G E Financial Investments – First-Tier Tribunal finds that a deemed US resident was not a US treaty resident
A US company (“GEFI Inc.”) and UK company (“GEFI”) in the GE group formed a Delaware LP (“LP”) with GEFI Inc. as the 1% general partner and GEFI as the 99% limited partner. LP acquired five intercompany loans.
The stock of GEFI Inc. and GEFI were stapled, which caused GEFI to be deemed to be resident in the US under the Code, with a view to increasing the US foreign tax credit capacity in the US. GEFI claimed credit for the US income taxes payable by it against its UK income tax liabilities.

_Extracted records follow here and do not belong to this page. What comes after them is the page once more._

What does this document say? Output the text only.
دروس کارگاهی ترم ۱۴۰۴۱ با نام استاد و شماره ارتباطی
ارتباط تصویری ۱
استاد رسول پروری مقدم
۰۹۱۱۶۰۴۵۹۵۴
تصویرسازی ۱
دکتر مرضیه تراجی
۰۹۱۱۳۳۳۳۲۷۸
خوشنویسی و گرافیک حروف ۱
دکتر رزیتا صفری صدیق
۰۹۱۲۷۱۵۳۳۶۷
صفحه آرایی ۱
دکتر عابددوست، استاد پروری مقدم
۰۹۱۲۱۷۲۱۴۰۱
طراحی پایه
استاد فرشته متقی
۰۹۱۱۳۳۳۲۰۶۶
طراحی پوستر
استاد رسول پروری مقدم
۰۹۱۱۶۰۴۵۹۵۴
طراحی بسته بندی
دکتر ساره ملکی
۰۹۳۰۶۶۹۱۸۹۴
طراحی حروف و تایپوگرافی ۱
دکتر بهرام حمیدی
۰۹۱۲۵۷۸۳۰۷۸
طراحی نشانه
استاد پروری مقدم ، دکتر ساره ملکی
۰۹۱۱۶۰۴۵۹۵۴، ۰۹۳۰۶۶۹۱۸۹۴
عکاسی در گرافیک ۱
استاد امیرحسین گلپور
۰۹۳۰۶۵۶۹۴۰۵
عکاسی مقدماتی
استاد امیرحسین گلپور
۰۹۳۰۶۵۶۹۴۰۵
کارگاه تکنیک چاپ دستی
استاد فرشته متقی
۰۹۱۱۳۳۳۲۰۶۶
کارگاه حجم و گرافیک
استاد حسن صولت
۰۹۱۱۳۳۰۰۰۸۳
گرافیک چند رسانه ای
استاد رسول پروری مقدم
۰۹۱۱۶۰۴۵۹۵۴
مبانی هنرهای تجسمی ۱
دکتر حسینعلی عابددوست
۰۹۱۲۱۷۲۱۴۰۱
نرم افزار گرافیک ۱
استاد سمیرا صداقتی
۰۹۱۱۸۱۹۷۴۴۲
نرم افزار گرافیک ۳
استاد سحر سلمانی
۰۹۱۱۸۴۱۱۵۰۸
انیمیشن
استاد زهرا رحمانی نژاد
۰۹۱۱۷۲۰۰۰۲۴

HMRC denied the credit. The first issue was whether GEFI was a US resident for purposes of Art. 4 of the UK-US treaty, which relevantly referred to “any person who, under the laws of that State, is liable to tax therein by reason of his domicile, residence, citizenship, place of management, place of incorporation, or any other criterion of a similar nature.” Brooks J effectively applied commentary - that the quoted wording requires “effective personal attachment to a territory,” and the effective finding in Crown Forest that full or worldwide taxation is a necessary feature of the connecting criterion but is not sufficient of itself - to find that the mere stapling of the GEFI stock did not give rise to the required connection to the U.S., so that GEFI was not a US treaty resident.

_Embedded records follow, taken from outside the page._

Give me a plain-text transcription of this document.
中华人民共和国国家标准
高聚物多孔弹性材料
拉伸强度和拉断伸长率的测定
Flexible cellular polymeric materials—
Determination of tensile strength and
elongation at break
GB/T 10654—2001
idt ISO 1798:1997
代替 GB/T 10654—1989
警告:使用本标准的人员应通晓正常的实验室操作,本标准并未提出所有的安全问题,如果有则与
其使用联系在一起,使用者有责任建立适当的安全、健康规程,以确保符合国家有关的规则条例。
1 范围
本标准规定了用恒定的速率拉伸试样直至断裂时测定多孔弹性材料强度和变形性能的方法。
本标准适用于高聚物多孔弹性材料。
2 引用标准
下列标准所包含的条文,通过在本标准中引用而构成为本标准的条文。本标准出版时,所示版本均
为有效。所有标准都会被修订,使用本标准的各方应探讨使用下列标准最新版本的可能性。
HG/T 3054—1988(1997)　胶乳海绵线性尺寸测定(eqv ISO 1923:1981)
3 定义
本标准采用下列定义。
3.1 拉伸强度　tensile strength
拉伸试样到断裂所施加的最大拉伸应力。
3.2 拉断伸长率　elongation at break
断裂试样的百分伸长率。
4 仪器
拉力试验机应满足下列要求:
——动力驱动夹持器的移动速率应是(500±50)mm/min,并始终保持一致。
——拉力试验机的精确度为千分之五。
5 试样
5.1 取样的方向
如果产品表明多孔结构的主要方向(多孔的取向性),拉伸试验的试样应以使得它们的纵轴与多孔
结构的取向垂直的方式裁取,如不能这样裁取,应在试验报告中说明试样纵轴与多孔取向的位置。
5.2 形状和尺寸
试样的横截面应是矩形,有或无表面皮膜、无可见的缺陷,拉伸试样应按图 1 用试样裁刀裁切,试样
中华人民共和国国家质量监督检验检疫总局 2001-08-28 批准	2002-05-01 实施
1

This then left the issue as to whether the US taxes imposed on GEFI were imposable in accordance with the Treaty on the basis of GEFI, through its participation in LP, having a permanent establishment in the US - so that the UK was required to accord a foreign tax credit to GEFI in accordance with Art. 24 of the Treaty (similar to Art. 24 of the Canada-UK Treaty). In finding that the LP did not have a permanent establishment in the US on the basis that it was not carrying on business there under the UK concept of a business (having regard to Art. 3(2)), Brooks J indicated that there was a mere holding of five affiliate loans (albeit, in very large amounts) over the course of approximately six years, which represented “more of a passive, sporadic or isolated activity than a regular and continuous series of activities” – and noted the there was “nothing to suggest that personnel or agents acting on behalf of the LP made or conducted continuous and regular commercial activities in the US.”